Exhibit 10.2
PLANAR SYSTEMS,
INC.
NONQUALIFIED STOCK OPTION
AGREEMENT
|
|
|
|
|
To: Stephen M.
Going
|
|
Date of Grant: March 5,
2007
|
We are pleased to
inform you that pursuant to your Letter Agreement dated as of
March 5, 2007 with Planar Systems, Inc. (the
“Company”), the Board of Directors (the
“Board”) of the Company has awarded you a nonqualified
stock option for the purchase of seventy thousand
(70,000) shares (the “Shares”) of the
Company’s common stock at an exercise price determined by the
closing price at the end of market trading on March 5
th
,
2007.
1. TERM. The term of the option is
seven years from date of grant, unless sooner
terminated.
2. VESTING. Except as otherwise
provided by the Letter Agreement between you and the Company dated
January 22nd, 2007, the option will vest and become
exercisable according to the following schedule: the option will
vest with respect to thirty-three percent (33%) of the Shares
on March 5, 2008 and, thereafter, the option will vest with
respect to eight and one quarter percent (8.375%) of the
Shares on the last day of each fiscal quarter of the Company,
beginning with the quarter ending June, 2008.

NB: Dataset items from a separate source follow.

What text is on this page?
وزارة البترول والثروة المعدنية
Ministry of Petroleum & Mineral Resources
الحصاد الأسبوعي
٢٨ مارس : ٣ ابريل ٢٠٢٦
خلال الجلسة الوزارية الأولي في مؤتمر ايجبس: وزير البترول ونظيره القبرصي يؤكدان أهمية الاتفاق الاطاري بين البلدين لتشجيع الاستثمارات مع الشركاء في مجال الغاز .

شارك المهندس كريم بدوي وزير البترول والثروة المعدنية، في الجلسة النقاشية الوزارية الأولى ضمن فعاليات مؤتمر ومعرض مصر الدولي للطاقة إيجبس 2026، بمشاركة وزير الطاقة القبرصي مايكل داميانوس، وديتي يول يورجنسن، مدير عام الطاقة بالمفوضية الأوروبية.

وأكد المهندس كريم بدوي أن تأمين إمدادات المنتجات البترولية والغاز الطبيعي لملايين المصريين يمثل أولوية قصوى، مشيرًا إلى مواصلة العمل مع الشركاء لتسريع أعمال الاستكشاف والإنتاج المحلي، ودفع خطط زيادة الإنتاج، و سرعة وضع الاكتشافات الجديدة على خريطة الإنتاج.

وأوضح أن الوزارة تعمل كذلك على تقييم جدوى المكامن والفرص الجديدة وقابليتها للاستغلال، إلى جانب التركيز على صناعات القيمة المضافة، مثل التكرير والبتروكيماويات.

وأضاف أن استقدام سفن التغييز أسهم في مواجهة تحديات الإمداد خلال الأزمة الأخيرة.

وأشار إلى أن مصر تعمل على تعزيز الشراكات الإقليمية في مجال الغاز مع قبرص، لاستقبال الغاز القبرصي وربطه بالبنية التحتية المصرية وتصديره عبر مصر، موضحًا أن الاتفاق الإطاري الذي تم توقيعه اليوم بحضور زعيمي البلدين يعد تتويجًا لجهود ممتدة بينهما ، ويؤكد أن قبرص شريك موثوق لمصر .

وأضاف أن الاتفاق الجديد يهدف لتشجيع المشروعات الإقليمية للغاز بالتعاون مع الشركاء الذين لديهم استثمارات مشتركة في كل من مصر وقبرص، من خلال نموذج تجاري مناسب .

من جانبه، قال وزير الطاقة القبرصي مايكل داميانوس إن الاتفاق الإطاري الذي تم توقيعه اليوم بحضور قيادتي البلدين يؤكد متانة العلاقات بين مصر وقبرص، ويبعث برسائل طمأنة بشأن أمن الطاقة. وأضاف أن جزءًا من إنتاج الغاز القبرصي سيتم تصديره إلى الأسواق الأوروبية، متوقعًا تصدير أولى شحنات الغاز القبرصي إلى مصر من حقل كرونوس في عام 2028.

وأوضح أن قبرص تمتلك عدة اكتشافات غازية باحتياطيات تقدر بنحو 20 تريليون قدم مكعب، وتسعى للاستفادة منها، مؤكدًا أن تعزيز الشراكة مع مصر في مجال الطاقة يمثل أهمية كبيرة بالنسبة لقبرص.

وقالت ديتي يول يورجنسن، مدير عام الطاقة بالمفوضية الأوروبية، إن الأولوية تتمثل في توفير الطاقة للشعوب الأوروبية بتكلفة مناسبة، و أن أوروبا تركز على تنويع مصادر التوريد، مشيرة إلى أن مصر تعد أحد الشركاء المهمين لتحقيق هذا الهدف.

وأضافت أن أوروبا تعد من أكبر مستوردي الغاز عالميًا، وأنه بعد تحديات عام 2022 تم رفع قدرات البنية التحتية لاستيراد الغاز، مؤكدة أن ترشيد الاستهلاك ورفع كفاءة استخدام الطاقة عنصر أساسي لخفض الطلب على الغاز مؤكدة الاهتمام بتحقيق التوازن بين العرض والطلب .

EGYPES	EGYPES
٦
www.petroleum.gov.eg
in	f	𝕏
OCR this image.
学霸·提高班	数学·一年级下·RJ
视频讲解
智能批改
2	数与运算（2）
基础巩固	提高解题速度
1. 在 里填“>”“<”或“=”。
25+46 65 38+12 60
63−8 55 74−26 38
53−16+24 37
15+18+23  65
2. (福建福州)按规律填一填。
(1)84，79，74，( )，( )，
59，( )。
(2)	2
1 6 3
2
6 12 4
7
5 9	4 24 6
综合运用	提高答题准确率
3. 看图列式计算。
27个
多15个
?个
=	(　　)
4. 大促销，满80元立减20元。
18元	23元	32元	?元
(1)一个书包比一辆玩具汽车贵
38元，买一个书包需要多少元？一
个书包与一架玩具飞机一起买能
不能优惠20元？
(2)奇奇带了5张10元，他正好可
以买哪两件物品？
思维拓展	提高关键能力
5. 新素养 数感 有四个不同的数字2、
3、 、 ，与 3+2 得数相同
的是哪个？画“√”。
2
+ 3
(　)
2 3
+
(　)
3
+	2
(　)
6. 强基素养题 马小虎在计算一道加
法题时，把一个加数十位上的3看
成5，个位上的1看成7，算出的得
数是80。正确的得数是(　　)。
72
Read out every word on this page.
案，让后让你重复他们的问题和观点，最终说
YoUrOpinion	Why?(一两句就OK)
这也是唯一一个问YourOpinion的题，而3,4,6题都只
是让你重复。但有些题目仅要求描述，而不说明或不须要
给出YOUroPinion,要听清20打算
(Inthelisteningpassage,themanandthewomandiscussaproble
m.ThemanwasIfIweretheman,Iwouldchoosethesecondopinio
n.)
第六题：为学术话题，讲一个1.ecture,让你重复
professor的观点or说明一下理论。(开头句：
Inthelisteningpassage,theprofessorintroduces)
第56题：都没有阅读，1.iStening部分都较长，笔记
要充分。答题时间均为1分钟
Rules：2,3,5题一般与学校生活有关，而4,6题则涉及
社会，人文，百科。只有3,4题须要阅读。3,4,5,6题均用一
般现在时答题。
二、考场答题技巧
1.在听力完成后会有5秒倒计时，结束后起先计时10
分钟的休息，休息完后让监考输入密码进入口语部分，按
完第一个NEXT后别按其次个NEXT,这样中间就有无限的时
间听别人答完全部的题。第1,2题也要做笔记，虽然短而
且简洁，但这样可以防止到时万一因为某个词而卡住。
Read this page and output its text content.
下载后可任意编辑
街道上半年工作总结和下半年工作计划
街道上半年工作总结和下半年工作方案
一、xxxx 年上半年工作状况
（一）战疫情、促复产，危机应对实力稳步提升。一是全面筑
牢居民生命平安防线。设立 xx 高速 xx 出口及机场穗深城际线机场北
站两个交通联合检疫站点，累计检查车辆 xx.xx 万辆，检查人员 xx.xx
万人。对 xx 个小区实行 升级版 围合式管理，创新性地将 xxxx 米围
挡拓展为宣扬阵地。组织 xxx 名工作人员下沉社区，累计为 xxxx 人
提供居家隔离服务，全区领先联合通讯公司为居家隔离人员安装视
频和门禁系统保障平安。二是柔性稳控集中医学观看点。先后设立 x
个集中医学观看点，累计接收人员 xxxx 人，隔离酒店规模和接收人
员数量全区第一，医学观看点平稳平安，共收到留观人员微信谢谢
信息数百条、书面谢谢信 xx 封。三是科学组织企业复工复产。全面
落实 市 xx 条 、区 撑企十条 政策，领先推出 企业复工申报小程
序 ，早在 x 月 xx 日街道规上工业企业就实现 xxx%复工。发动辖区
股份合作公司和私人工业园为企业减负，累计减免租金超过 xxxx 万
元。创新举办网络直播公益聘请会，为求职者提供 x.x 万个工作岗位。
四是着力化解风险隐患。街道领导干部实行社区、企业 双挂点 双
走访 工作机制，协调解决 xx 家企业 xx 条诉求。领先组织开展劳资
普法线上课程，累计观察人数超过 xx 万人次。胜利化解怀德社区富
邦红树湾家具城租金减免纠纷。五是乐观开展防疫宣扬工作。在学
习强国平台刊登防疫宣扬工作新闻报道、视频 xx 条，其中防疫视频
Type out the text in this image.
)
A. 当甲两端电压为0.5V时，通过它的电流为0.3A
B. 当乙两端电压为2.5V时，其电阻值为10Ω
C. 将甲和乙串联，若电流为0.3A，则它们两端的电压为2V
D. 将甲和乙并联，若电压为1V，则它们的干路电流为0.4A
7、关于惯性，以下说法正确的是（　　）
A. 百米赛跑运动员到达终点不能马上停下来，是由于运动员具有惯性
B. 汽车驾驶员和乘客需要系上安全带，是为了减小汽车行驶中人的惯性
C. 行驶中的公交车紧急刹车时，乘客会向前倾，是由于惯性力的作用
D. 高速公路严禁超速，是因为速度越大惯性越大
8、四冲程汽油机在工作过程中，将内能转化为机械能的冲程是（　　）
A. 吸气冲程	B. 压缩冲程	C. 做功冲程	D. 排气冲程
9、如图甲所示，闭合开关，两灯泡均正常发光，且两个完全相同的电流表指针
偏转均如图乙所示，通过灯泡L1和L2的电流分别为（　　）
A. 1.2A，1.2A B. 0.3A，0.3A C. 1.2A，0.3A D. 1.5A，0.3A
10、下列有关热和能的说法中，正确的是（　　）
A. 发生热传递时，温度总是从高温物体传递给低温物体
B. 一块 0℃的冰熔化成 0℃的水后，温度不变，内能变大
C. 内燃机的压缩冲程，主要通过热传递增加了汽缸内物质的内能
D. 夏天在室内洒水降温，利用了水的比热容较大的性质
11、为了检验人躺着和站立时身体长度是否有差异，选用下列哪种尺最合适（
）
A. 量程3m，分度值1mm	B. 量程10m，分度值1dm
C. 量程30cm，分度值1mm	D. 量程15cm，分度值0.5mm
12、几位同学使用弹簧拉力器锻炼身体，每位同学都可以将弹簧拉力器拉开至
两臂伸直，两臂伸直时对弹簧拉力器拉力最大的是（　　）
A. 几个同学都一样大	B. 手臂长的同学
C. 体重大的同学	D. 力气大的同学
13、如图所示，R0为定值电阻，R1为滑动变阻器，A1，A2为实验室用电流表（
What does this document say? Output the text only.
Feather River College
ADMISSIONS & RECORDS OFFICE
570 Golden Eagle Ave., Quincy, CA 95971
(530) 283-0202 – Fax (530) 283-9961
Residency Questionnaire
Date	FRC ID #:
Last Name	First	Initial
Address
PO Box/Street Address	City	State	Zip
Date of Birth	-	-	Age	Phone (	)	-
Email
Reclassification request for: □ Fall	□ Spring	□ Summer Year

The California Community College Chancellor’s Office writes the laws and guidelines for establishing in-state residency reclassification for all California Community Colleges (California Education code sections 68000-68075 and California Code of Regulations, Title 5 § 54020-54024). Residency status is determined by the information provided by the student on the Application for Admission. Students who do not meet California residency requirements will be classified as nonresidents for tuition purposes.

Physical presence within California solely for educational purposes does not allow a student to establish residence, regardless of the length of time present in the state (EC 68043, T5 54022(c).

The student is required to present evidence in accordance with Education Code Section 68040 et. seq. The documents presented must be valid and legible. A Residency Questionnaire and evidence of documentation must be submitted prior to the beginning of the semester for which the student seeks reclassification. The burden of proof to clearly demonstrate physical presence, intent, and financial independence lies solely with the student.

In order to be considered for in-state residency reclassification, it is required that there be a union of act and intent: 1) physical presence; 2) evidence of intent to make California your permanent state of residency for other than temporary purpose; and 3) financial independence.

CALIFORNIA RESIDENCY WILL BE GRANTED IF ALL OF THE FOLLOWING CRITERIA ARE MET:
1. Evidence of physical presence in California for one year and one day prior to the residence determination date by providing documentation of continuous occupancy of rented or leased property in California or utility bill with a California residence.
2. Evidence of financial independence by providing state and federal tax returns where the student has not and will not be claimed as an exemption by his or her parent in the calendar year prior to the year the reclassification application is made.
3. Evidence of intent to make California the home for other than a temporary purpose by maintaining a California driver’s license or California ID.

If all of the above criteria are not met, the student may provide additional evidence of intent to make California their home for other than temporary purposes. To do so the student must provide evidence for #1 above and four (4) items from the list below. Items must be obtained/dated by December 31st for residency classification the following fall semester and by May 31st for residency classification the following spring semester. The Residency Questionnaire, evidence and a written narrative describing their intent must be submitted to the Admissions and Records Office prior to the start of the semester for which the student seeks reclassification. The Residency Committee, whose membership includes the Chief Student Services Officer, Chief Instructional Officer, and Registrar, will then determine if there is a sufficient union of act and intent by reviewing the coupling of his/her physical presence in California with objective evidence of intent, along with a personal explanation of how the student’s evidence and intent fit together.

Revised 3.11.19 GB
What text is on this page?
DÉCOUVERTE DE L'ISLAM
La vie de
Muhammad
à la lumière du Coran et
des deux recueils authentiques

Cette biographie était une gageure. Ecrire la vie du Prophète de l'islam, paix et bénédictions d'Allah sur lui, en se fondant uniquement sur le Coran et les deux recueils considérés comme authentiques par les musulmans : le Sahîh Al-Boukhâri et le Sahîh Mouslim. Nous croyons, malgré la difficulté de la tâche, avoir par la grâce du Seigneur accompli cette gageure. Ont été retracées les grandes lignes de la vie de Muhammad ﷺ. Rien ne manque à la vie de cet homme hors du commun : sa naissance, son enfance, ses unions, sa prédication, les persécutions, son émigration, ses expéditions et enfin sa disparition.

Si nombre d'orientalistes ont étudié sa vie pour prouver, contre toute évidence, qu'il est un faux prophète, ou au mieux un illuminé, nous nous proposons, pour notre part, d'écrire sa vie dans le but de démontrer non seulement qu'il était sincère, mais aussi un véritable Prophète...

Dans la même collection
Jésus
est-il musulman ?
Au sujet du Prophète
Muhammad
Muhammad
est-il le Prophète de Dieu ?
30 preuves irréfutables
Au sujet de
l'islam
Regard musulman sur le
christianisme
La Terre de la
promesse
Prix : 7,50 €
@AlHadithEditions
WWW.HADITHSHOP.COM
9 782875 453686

3. EXERCISE. During your lifetime
only you can exercise the option. The option may be exercised by
the personal representative of your estate, by the beneficiary you
have designated on forms prescribed by and filed with the Company,
or the beneficiary of your estate following your death. You may use
the Notice of Exercise of Nonqualified Stock Option in the form
attached to this Agreement when you exercise the option.
4. PAYMENT FOR SHARES. The option
may be exercised by the delivery of:
a. Cash, personal check (unless, at
the time of exercise, the Company determines otherwise), bank
certified or cashier’s check;
b. Unless the Compensation Committee
of the Board (the “Committee”) in its sole discretion
determines otherwise, shares of the capital stock of the Company
held by you for a period of at least six months having a fair
market value at the time of exercise, as determined in good faith
by the Board, equal to the exercise price;
c. A properly executed exercise
notice together with irrevocable instructions to a broker to
promptly deliver to the Company the amount of sale or loan proceeds
to pay the exercise price; or
1 – NONQUALIFIED STOCK OPTION
AGREEMENT
d. Instructions to the Company to
withhold from the Shares that would otherwise be issued on the
exercise that number of Shares having a fair market value at the
time of such exercise equal to the aggregate exercise price of the
options being exercised.
5. WITHHOLDING TAXES. As a condition
to the exercise of the option, you must make such arrangements as
the Company may require for the satisfaction of any federal, state
or local withholding tax obligations that may arise in connection
with such exercise.
6. TERMINATION. If your employment
with the Company terminates, and unless by its terms the option
sooner terminates or expires, then you may exercise, for a
twelve-month period following the termination of your employment,
that portion of the option which is exercisable at the time of such
termination, but the option will terminate at the end of such
period following such termination as to all Shares for which it has
not theretofore been exercised.
7. DEATH OF OPTIONEE. If you die
while having a relationship with the Company or within the 12-month
period following cessation of such relationship, and unless by its
terms the option sooner terminates or expires, this option may be
exercised within one year after your death by the personal
representative of your estate or by the person or persons to whom
your rights under the option pass (i) by will or by the
applicable laws of descent and distribution or (ii) by a
designation or transfer, but the option will terminate at the end
of such period following your death as to all Shares for which it
has not theretofore been exercised.
8. TRANSFERABILITY OF OPTION. This
option and the rights and privileges conferred hereby may not be
transferred, assigned, pledged or hypothecated in any manner
(whether by operation of law or otherwise) other than by will or by
the applicable laws of descent and distribution and shall not be
subject to execution, attachment or similar process. This option is
personal to you and is exercisable solely by you. Any attempt to
transfer, assign, pledge, hypothecate or otherwise dispose of this
option or of any right or privilege conferred hereby, contrary to
the provisions hereof, or the sale or levy or any attachment or
similar process upon the rights and privileges conferred hereby
will be null and void. Notwithstanding the foregoing, to the extent
permitted by applicable law and regulation, the Company, in its
sole discretion, may permit you to (i) during your lifetime,
designate a person who may exercise the option after your death by
giving written notice of such designation to the Company (such
designation may be changed from time to time by you by giving
written notice to the Company revoking any earlier designation and
making a new designation) or (ii) transfer the option and the
rights and privileges conferred hereby.